На тот момент, обещав Каткову роман (начальные главы) к январскому номеру будущего года, Достоевский мог рассчитывать в лучшем случае на месяцы работы, но никак не на годы. Он даже определил свой вынужденный минимум: «Заранее знаю: я буду писать роман месяцев 8 или 9, скомкаю и испорчу». И добавил: «Такую вещь нельзя иначе писать как два — три года».

Но даже в самых светлых своих снах он вряд ли мог увидеть, что работа над «Бесами» и в самом деле растянется на максимум запрашиваемого срока, что его ревнивое к благополучным литераторам восклицание будет услышано и судьба подарит ему для писания романа как раз три года.

Конечно, когда Достоевский писал: «…будь у меня обеспечено два — три года…» — он имел в виду денежное обеспечение, независимое от литературных заработков, — или наследство, или доходы от имения, или, допустим, приданое жены.

Однако доходный дом в Петербурге, назначенный Анне Григорьевне в приданое, так и не достался ей, а пошел с торгов за неуплату мошенником управляющим казенных недоимок.

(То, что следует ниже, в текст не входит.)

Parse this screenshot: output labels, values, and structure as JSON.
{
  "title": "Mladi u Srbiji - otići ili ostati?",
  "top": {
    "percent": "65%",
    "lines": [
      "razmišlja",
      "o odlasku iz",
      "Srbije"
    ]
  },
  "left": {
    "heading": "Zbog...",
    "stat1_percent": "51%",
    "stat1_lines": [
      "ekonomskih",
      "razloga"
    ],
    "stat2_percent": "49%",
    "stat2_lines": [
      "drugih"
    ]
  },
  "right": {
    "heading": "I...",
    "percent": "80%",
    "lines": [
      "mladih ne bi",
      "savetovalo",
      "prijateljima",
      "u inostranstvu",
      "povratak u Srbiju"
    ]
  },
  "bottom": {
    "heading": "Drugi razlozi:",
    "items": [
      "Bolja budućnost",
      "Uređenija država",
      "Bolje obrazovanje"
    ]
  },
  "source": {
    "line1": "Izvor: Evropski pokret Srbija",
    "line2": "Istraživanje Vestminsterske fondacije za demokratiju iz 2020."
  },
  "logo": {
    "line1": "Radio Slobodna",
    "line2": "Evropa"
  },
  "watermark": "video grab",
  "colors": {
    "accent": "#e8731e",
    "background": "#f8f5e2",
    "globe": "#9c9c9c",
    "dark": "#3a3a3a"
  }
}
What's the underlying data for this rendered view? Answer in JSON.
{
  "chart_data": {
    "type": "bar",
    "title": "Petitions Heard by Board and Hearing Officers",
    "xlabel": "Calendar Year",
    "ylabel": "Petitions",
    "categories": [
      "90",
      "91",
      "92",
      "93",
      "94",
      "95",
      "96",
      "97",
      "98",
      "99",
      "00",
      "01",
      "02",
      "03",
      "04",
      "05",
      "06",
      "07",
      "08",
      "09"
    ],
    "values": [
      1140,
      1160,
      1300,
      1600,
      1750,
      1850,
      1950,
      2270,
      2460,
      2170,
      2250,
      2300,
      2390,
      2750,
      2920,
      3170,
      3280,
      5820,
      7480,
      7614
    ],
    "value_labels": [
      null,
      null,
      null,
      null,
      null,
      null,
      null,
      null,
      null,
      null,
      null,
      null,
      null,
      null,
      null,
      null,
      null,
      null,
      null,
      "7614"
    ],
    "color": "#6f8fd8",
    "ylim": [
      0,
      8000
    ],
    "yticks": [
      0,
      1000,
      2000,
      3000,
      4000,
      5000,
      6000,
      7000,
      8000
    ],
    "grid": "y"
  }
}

Ни доходов с имения, ни самого имения Достоевский давно не имел; деньги же в счет своей доли с отцовского Дарового получил еще в первой молодости.

Что же касается спорного наследства любимой тетки, А. Ф. Куманиной, недостоверные слухи о котором дошли в Дрезден в 1869 году, то, даже не зная еще всех тонкостей дела, Достоевский тем не менее писал: «Кто же бы я был и за кого бы сам считал себя, по совести, чтоб идти против воли и распоряжения тетки собственными своими деньгами, какова бы в сущности ни была эта воля и это распоряжение?»

Настоящего, прочного обеспечения ждать ниоткуда не приходилось; приступая к «Бесам», Достоевский как нуждающийся автор не мог и мечтать о четырехстах рублях за лист — гонораре, который «Русский вестник» платил Тургеневу. «Необеспеченный Достоевский должен был сам предлагать свой труд журналам, а так как предлагающий всегда теряет, то в тех же журналах он получал значительно меньше»[41], — с превеликой обидой вспоминала Анна Григорьевна.

Так что силы судьбы, подслушавшие горькое восклицание автора об условиях, необходимых для писания «Бесов», услышали и поняли его на свой лад: они обеспечили, чтобы искомые три года у писателя так или иначе составились. Они, эти силы, не стали входить в подробности писательского быта и не стали менять сложившихся у протежируемого автора привычек: ведь, строго говоря, Достоевский просил не времени, а денег.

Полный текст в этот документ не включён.